Wendy Myers-Meyer became enchanted with silver work when she was introduced to it in her high school art class in Goshen. Years later, after raising her family, Wendy earned a BFA in Jewelry Design & Metalsmithing from IU Bloomington. She had the fantastic opportunity to study under the legacy of Alma Eikerman, an American metalsmith, silversmith and jewelry designer who was instrumental in building the metals program at Indiana University, known to be one of the best in the country.

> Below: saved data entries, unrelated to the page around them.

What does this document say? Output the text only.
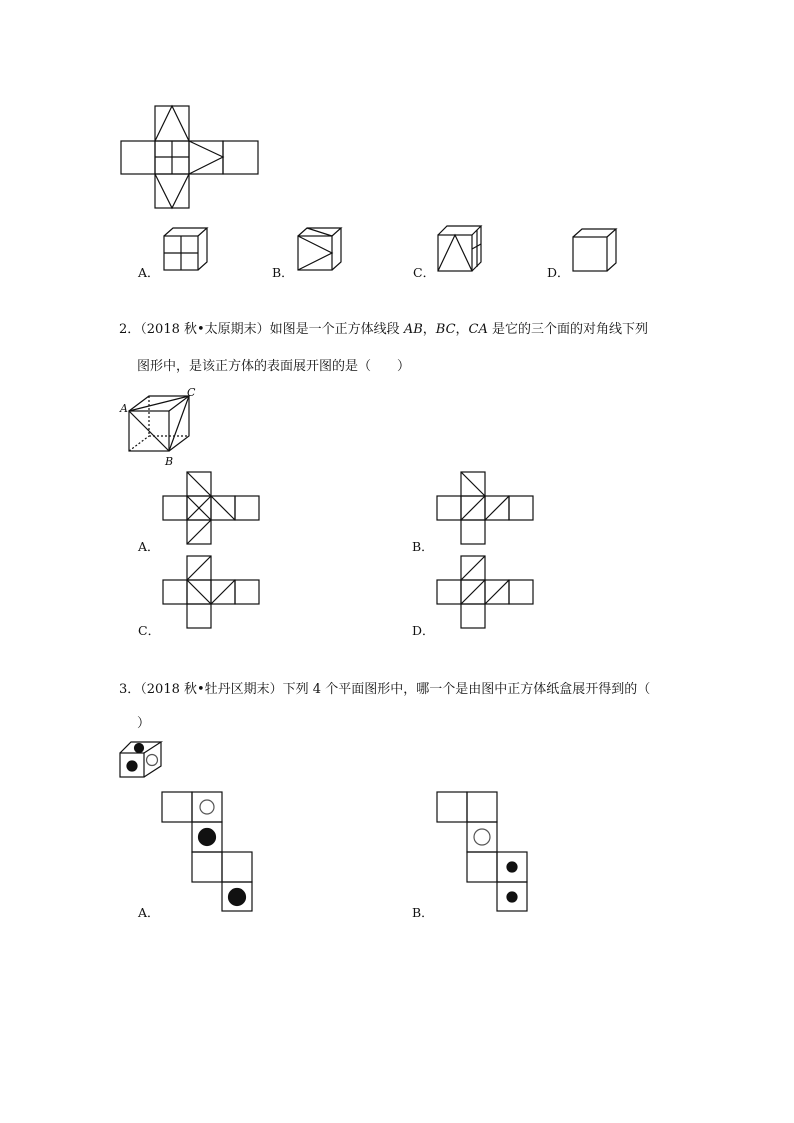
A．	B．	C．	D．
2．（2018 秋•太原期末）如图是一个正方体线段 AB，BC，CA 是它的三个面的对角线下列
图形中，是该正方体的表面展开图的是（　　）
A
C
B
A．	B．
C．	D．
3．（2018 秋•牡丹区期末）下列 4 个平面图形中，哪一个是由图中正方体纸盒展开得到的（
）
A．	B．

“I find color exciting and inspiring. I have been drawn to the work of Vincent Van Gogh nearly all my life, especially his painting, ‘Starry Night’,” says Wendy. “ I am intrigued by the undulating motion in this particular work.”
Less is more is her guiding aesthetic. Clean lines and a selective color palette that expresses motion, movement and flow characterize Wendy’s jewelry designs and are part of her distinctive style.
She creates with cloisonné, an enameling technique that is an ancient art dating back to the Byzantine era; it is primarily known today from Chinese and Japanese examples. Wendy’s handcrafted pieces begin with metal sheets and wire. Her work evolves using fine silver, jeweler’s copper, brass, enamel, acid etching and forging, as well as jeweler’s saws and files to add personality and quality, all while bending the cloisonné wires to create a line drawing.
Traditionally, each enclosure formed by these wires holds a single enamel color. The enamels, which vary from opaque to transparent, are grains of glass colored with metal oxides that can be mixed and layered, producing special effects. Each layer of enamel is then fired in a kiln, fusing the powdered glass and holding the wires in place. Additional layers are added in the same way and fired after each layer. Finally, Wendy polishes the completed enamel work with an alundum stone, then fires it one last time, to create a smooth, soft shine.
Silver work enchanted her. Now Wendy’s designs enchant her collectors.